Domain needs to resolve via DNS to IP, then connection to IP:port is established.

It makes no sense that the domain is resolved correctly, you can not connect by domain, but you can connect via same IP.

So what is the possible solution to this, because I am frustrated?

You tried curl to domain and IP from the same command prompt? With Traefik running?

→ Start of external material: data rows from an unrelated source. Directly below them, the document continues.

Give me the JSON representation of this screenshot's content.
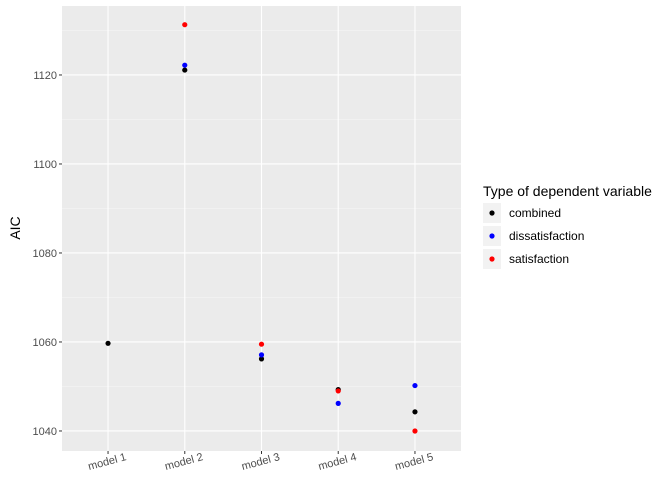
{
  "chart_data": {
    "type": "scatter",
    "title": "",
    "xlabel": "",
    "ylabel": "AIC",
    "categories": [
      "model 1",
      "model 2",
      "model 3",
      "model 4",
      "model 5"
    ],
    "ylim": [
      1035.5,
      1135.5
    ],
    "yticks": [
      1040,
      1060,
      1080,
      1100,
      1120
    ],
    "grid": true,
    "legend_position": "right",
    "legend_title": "Type of dependent variable",
    "series": [
      {
        "name": "combined",
        "color": "#000000",
        "values": [
          1059.7,
          1121.1,
          1056.2,
          1049.3,
          1044.3
        ]
      },
      {
        "name": "dissatisfaction",
        "color": "#0000ff",
        "values": [
          null,
          1122.2,
          1057.1,
          1046.2,
          1050.2
        ]
      },
      {
        "name": "satisfaction",
        "color": "#ff0000",
        "values": [
          null,
          1131.3,
          1059.5,
          1049.0,
          1040.0
        ]
      }
    ]
  }
}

yes I did. see below for each testing

  1. Direct IP Access Works (34.136.188.182):
curl -v http://34.136.188.182
*   Trying 34.136.188.182:80...
* Connected to 34.136.188.182 (34.136.188.182) port 80
> GET / HTTP/1.1
> Host: 34.136.188.182
> User-Agent: curl/8.5.0
> Accept: */*
> 
< HTTP/1.1 404 Not Found
< Content-Type: text/plain; charset=utf-8
< X-Content-Type-Options: nosniff
< Date: Fri, 18 Oct 2024 04:48:46 GMT
< Content-Length: 19
404 page not found
  1. Domain Access Resolves but Times Out (client.donclemtech.com):
curl -v http://client.donclemtech.com
* Host client.donclemtech.com:80 was resolved.
* IPv6: (none)
* IPv4: 35.136.188.182
*   Trying 35.136.188.182:80...
* connect to 35.136.188.182 port 80 from 192.168.0.192 port 52398 failed: Connection timed out
* Failed to connect to client.donclemtech.com port 80 after 134273 ms: Couldn't connect to server
  1. Other Domains Also Time Out (task.donclemtech.com):
curl -v http://task.donclemtech.com
* Host task.donclemtech.com:80 was resolved.
* IPv6: (none)
* IPv4: 35.136.188.182
*   Trying 35.136.188.182:80...
* connect to 35.136.188.182 port 80 from 192.168.0.192 port 54532 failed: Connection timed out
* Failed to connect to task.donclemtech.com port 80 after 137761 ms: Couldn't connect to server

when I stop my traefik this will be the result:

curl -v http://34.136.188.182
*   Trying 34.136.188.182:80...
* connect to 34.136.188.182 port 80 from 192.168.0.192 port 49698 failed: Connection refused
* Failed to connect to 34.136.188.182 port 80 after 206 ms: Couldn't connect to server
* Closing connection
curl: (7) Failed to connect to 34.136.188.182 port 80 after 206 ms: Couldn't connect to server

To show that Traefik work, when I run curl -v http://34.136.188.182, I will get this in my traefik log

traefik-1  | 2024-10-18T04:56:38Z ERR Error while Peeking first byte error="read tcp 172.18.0.9:80->167.94.145.110:36070: read: connection reset by peer"

also check out this link please Let's Debug

One IP starts with 34., the other with 35.. Is that intentional or a typo?

oh my GOD that was typo. thanks a lot, it was the admin that made that mistake

This topic was automatically closed 3 days after the last reply. New replies are no longer allowed.